Jaguar Land Rover's Solihull factory has begun a planned two week shutdown, following a significant decline in global sales in September.
The company had already begun adjusting the output of its factories in response to market demand, with 2000 workers at the Castle Bromwich factory responsible for the Jaguar XE, Jaguar XF and Jaguar XJ saloons moving to a three-day working week until after the Christmas period. The Solihull plant shutdown will last for two weeks until the 5th of November, with no jobs affected by the closure and customer cars would still be delivered on time.
“As part of the company’s continued strategy for profitable growth, Jaguar Land Rover is focused on achieving operational efficiencies and will align supply to reflect fluctuating demand globally as required,” a JLR spokesperson said. “The decision to introduce a two-week shutdown period later this month at Solihull is one example of actions we are taking to achieve this.
“Customer orders in the system will not be impacted and employees affected will be paid for the duration of the shutdown.”
Worldwide sales of 57,114 cars in September was a 12.3% decrease compared with the same month last year, despite what JLR calls “strong” demand for new luxury models such as the Range Rover Velar and the electric Jaguar I-Pace.
The Chinese market suffered the biggest decline, at a significant 46.2% - a slip the company blames on changes in import duty and continued trade tensions holding back consumer demand. European numbers also decreased by 4.7%.
JLR’s UK sales fell by just 0.8% in September, bucking the industry-wide decline of 20.5%. Several factors can be attributed to the slump, including shrinking demand for diesel models, reduced interest in saloon cars and ongoing Brexit uncertainty.
Unite, the UK’s biggest union for car workers, said a “triple whammy” of Brexit uncertainty, government confusion over diesel and ministers’ half-hearted support for electric vehicles was threatening the future of the UK car industry.

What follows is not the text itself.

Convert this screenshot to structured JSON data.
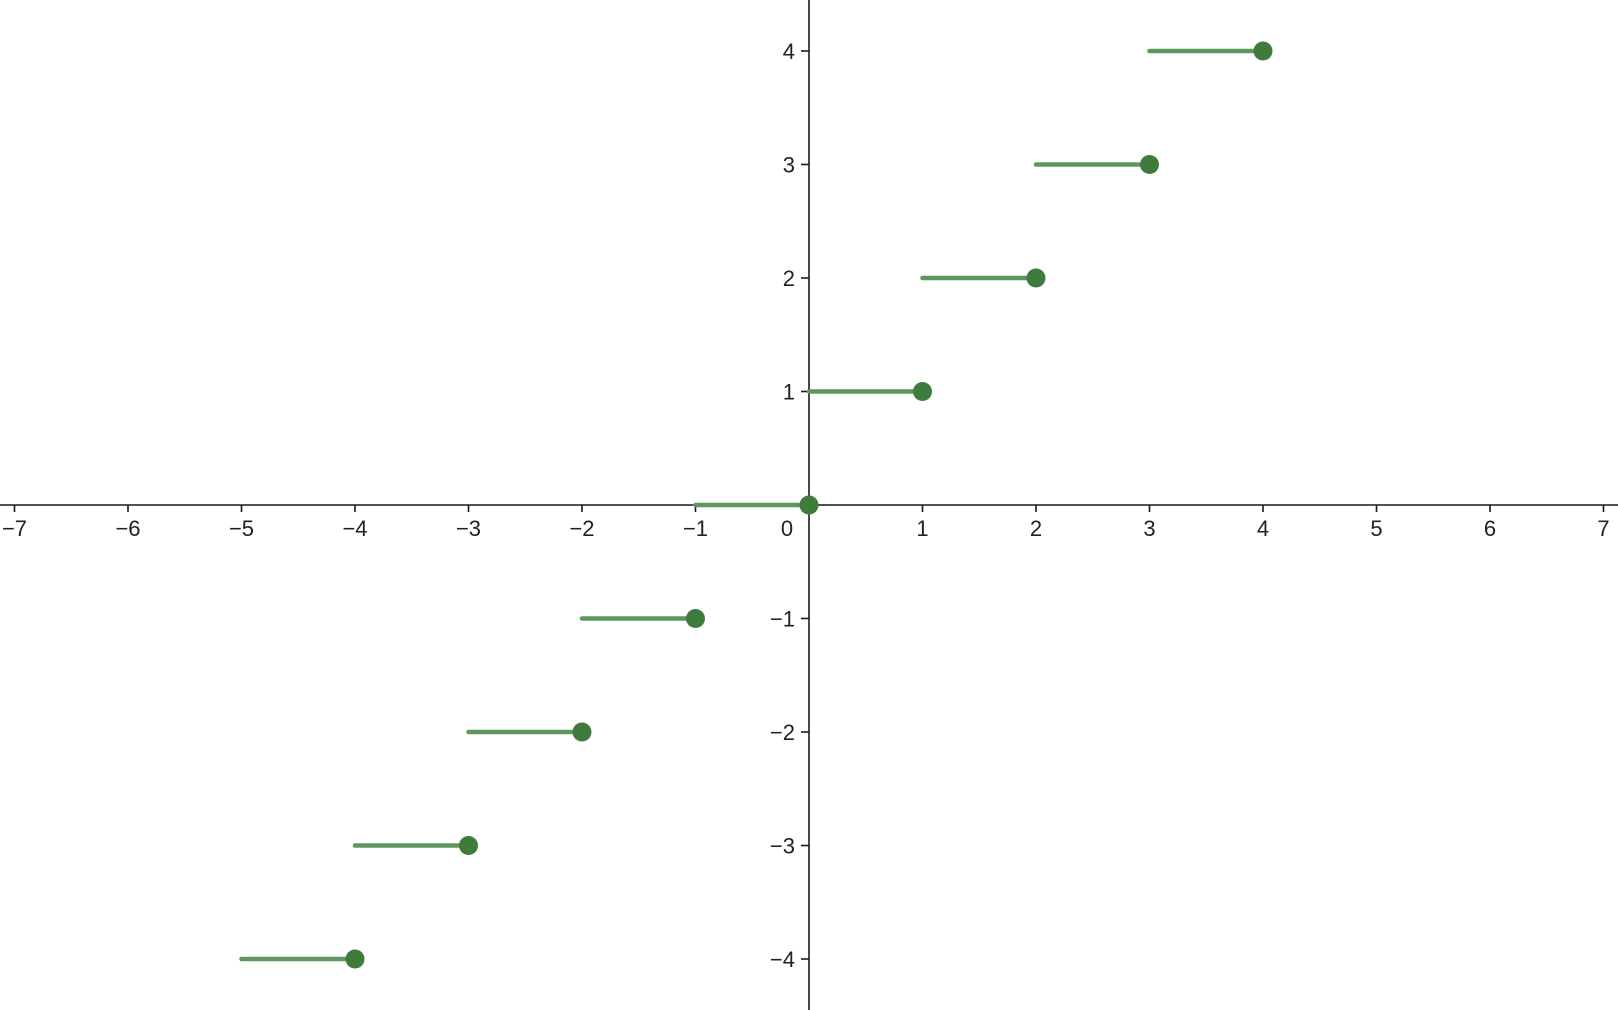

“Government ministers’ trashing of diesel, despite the UK making some of the cleanest engines in the world, combined with their shambolic handling of Brexit, is damaging the UK car industry and the supply chain,” Unite national officer Des Quinn said. “Over the past decade, Jaguar Land Rover workers have worked tirelessly to turn the car maker’s fortunes around. Ministers now risk turning them and their colleagues in the supply chain from hero to zero.”